そのような勘違いを起こさせないための対策も、考えておく必要があるだろう。
しかし本当に、子ネズミが落ちて来たあの日から、私の脳は子ネズミ一家に完全に支配されてしまった。
そしてこれから先、この「子ネズミ一家サヨウナラ大作戦」がいつ決着するのか、決着までに費用がどの程度かかるのか、現時点ではまったくわからなかった。
予算と期日が大きく変わる要因としては、「ヒト(業者)の手を借りるのか、借りなくて済むのか」の一点にかかっている。

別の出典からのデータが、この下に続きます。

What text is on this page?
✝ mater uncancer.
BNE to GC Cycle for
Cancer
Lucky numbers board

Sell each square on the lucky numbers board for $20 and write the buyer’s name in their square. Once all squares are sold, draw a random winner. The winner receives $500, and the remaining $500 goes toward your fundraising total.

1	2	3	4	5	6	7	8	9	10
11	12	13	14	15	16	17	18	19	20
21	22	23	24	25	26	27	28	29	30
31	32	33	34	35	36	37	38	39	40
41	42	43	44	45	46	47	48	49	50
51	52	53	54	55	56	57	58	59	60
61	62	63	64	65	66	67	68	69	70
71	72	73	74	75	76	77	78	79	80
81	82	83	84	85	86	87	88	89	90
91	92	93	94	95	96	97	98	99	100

今はまだそこがわからない。だから出来るだけ予算を抑えたかった。
そこで、家の中の廃材的なもので、何とか長押の裏を塞げないものかと考えた。
思いついたのが、先日取り外したパズルマットだ。厚みも結構ある。
取り外したのは、ルナがそこで爪を研ぐのが大好きで、いくらやめさせようとしてもやめないので、マットの表面がボロッボロになってしまったからだ。
というわけで、ちょうど(ネズミなんか絶対に獲れないタイプではあるが)猫の爪のニオイが良い感じに付いているはずである。
パズルマットを細切りにし、それを重ねてギュギュギュッと長押の裏の隙間に埋めていった。
結構入る。
あれ、ホントにたくさん入る。
…全然足りない。
コレは他にも埋めるモノが絶対に必要だ。何かないのか…。どうやらウチにはなさそうだった。
となると、木材、もしくは発泡ウレタンあたりか。どちらが費用がかかるだろうか。
というわけで、近所のホームセンターに金額の偵察に向かった。